When our class first learned how to subtract polynomials, I was away. When it came to the test, I thought i had understood how to do it, but obviously not. On it, I didn’t do good. Looking back on the quiz, I notice the mistakes I had made.
For example, there was (2x-6)+(x+4)-(4x+1). I wrote down what i thought was an easier way to look at it:(2x-6)+(x+4)+(4x-1), and that I didn’t combine x with 4x and 2x. In total, the math I had done was (2x+4x)+(-6-1)+x. Making those mistakes, I came up with the answer 6x-3+x. Looking at it now, I should have simplified the question to (2x-6)+(x+4)+(-4x-1), that way I can get the correct answer of -x-3. The math I did was (2x+x-4x)+(-6+4-1).

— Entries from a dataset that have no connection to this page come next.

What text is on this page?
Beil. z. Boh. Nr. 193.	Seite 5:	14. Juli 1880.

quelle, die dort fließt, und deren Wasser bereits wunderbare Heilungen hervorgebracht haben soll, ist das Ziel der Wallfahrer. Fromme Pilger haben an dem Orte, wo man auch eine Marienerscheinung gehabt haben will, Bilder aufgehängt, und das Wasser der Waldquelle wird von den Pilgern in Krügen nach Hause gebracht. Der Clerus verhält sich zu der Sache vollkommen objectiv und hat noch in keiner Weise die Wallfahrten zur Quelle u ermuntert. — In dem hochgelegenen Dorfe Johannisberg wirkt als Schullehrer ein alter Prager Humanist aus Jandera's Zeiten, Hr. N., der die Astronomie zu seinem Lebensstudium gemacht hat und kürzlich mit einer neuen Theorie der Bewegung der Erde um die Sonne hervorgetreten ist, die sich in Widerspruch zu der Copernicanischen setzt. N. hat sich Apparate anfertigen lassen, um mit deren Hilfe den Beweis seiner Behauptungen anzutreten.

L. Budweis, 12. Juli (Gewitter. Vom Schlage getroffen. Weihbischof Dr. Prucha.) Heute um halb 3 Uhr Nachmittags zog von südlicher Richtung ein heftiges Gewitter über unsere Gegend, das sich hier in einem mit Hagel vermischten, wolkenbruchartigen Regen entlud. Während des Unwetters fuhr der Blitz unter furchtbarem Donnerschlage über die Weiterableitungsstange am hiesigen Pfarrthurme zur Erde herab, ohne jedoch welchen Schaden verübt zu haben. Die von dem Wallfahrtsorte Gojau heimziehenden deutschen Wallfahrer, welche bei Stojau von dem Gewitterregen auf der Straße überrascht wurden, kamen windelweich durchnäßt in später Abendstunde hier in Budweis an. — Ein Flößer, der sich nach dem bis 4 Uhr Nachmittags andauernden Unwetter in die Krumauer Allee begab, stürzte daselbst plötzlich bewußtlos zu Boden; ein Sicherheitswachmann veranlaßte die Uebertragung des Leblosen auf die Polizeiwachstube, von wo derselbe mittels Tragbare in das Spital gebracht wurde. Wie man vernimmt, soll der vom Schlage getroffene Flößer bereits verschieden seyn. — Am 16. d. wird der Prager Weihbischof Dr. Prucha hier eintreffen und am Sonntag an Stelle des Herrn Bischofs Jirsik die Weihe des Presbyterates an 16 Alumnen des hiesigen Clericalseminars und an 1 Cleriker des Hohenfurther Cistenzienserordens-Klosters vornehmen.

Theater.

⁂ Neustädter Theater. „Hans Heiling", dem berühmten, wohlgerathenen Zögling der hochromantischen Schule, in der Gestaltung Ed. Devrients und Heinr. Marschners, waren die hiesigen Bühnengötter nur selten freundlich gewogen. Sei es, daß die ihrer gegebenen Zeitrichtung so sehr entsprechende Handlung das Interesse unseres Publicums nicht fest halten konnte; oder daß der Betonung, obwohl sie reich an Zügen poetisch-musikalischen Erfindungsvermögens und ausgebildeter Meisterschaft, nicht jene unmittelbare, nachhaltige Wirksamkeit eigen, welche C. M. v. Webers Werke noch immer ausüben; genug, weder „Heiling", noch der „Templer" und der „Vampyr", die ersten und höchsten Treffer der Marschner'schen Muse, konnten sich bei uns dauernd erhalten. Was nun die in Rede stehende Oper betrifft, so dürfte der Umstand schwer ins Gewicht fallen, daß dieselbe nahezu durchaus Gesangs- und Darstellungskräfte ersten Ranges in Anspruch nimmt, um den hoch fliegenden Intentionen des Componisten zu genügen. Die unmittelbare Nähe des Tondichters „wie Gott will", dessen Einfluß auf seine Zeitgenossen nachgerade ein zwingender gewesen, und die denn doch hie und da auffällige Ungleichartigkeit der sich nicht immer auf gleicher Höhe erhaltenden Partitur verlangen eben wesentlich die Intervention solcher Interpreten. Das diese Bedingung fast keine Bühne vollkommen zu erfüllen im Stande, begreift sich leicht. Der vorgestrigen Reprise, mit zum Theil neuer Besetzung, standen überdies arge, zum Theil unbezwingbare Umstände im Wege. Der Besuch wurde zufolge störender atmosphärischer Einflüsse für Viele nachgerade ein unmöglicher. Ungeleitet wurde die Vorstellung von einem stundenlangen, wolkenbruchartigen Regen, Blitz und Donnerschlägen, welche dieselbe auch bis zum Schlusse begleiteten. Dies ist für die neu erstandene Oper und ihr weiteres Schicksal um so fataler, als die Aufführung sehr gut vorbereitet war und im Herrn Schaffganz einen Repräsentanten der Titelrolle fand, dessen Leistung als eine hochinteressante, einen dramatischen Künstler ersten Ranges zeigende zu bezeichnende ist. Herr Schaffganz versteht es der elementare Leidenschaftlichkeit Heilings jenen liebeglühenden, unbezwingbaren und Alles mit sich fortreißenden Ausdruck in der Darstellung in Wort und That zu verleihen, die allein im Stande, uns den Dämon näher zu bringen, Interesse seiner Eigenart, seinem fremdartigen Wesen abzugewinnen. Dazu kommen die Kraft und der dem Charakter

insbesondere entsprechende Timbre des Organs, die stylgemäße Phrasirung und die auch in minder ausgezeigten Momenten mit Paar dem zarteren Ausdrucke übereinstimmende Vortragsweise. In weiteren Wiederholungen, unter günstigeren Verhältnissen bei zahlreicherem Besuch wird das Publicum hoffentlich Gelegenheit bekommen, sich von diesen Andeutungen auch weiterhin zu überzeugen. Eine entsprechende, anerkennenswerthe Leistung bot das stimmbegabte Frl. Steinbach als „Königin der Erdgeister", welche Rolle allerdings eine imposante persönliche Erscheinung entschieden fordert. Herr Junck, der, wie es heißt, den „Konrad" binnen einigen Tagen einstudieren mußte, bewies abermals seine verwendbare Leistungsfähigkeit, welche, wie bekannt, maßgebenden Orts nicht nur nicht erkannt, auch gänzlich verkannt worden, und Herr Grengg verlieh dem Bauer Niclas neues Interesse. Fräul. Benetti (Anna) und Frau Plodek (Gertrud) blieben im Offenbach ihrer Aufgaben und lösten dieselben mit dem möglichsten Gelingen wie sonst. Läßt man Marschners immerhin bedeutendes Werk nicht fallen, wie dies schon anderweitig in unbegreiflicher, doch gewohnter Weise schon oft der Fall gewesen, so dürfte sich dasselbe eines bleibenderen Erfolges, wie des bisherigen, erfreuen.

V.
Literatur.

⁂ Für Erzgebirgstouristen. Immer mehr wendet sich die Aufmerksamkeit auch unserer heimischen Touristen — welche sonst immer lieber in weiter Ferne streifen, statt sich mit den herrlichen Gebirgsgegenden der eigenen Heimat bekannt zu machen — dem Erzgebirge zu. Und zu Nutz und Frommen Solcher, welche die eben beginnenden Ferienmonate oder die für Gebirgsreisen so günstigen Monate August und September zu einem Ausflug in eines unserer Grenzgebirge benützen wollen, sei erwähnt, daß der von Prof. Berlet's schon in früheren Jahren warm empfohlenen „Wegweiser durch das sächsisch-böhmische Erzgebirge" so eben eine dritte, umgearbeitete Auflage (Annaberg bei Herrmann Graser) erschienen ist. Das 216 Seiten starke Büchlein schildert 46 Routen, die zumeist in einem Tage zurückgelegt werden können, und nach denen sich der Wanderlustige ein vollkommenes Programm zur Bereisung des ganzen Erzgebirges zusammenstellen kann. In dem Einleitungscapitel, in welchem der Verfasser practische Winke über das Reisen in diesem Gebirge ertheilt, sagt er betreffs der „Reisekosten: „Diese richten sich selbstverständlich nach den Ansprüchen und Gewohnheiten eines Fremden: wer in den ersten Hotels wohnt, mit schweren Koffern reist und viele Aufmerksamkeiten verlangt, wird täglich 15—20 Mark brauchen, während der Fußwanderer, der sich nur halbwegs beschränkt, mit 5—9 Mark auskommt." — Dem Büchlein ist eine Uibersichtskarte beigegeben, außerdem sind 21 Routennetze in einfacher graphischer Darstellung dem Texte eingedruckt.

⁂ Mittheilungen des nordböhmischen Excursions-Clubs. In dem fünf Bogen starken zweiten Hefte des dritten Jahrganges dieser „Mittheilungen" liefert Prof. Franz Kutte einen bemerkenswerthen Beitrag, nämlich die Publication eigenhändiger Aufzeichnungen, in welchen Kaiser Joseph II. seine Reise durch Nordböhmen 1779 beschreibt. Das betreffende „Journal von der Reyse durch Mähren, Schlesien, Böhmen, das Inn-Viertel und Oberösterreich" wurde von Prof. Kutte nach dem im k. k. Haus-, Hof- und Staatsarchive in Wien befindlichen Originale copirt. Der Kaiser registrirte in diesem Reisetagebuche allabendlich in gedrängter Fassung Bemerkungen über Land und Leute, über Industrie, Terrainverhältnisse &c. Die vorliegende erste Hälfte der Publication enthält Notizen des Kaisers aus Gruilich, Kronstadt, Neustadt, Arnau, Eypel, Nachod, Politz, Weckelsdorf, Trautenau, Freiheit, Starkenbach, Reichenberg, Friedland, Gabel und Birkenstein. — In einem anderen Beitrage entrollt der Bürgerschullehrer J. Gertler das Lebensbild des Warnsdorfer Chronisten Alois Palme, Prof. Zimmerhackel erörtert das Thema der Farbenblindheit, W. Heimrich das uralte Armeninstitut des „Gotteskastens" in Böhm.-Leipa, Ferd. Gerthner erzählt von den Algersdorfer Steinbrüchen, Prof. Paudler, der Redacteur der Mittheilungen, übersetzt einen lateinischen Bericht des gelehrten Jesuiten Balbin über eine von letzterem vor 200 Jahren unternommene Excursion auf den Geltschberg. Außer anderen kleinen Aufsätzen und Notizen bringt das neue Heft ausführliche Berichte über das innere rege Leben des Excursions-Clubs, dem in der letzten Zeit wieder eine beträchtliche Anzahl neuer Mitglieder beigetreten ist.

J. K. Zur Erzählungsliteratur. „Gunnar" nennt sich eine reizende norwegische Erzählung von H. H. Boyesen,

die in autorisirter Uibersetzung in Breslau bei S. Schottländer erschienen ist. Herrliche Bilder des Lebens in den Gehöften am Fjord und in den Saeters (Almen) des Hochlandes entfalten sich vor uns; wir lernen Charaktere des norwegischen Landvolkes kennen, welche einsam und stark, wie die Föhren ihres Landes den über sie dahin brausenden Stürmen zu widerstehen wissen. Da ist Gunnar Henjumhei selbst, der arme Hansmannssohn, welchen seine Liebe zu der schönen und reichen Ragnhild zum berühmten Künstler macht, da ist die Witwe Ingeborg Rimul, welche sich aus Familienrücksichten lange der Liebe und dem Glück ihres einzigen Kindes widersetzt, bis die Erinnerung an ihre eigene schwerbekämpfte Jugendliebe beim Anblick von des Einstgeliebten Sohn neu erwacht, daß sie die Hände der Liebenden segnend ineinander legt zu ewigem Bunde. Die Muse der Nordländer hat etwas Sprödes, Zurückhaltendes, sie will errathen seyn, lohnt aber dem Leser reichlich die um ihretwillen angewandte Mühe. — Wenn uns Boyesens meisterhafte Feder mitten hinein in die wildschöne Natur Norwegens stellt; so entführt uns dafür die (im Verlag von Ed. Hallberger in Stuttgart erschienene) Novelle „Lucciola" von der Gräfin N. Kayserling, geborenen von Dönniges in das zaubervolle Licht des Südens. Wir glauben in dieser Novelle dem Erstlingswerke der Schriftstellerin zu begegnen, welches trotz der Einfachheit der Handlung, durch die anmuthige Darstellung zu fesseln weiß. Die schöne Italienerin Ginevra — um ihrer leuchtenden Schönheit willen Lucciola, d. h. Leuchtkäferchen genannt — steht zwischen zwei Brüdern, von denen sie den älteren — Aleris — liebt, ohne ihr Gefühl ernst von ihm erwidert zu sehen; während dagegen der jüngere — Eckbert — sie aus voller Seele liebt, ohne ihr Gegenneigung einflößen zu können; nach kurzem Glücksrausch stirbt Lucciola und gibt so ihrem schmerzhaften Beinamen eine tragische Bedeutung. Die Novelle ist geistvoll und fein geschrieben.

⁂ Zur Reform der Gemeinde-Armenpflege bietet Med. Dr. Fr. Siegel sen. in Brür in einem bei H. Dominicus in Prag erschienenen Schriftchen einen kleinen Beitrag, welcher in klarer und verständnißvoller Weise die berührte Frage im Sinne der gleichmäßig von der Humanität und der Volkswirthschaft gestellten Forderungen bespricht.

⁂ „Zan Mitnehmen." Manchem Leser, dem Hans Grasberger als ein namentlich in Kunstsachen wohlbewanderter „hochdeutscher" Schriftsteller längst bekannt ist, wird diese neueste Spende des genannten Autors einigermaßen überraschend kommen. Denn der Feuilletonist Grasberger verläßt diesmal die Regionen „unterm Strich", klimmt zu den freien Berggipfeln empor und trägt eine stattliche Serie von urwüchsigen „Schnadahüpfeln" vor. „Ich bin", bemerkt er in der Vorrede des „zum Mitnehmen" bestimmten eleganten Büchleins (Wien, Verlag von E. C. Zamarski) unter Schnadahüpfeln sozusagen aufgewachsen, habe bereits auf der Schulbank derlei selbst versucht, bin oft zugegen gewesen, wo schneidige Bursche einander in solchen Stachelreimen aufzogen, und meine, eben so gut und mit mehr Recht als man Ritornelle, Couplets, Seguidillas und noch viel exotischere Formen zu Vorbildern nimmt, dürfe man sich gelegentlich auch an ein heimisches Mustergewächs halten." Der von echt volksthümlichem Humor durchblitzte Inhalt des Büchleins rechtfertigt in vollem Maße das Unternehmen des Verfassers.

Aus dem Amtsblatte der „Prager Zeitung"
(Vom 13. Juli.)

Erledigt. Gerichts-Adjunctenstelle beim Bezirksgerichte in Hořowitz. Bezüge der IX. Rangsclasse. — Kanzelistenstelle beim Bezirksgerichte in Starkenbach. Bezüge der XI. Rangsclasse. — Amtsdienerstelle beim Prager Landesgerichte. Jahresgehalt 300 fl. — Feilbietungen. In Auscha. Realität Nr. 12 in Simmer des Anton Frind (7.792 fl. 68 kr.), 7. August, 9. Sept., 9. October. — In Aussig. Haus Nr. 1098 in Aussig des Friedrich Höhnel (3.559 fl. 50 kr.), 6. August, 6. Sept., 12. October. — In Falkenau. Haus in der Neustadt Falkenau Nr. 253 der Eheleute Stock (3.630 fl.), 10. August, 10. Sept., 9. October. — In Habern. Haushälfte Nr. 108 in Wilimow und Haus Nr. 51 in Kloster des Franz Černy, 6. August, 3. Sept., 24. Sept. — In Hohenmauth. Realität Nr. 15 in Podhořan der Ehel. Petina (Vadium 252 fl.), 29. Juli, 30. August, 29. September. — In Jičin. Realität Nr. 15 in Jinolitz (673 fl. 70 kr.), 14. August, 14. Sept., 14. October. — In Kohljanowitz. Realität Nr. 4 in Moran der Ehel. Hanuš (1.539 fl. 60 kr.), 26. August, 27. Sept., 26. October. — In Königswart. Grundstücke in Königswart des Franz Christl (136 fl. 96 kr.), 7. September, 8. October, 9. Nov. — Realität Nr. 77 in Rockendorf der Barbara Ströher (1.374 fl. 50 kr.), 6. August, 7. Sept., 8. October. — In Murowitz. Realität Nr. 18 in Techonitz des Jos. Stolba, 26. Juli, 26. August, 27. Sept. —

Another example is (-5-3x*-2)-(4x+x*-8). Out of the 4 questions in this section, this was the hardest one, even doing the second time. At first, I got it wrong while correcting it, but I used a math calculator app and I figured out where I went wrong. During the quiz, I simplified it to (-5-3x*-2)+(4x-x*+8), and got the answer of -x-4x*+6. My math was (-3x*-x*)+(-5x+4x)+(-2+8) I should have simplified it to (-5x-3x*-2)+(-4x-2x+8), and get the answer -4x*-9x+6. The math should have been (-3x*-x*)+(-5x-4x)+(-2+8) When correcting it the first time, i accidentally did 3x*-x* instead of -3x*-x*, so i got 2x* instead of -4x*, which confused me, but i got the right answer in the end.
(Note: I am using * as a symbol for squared)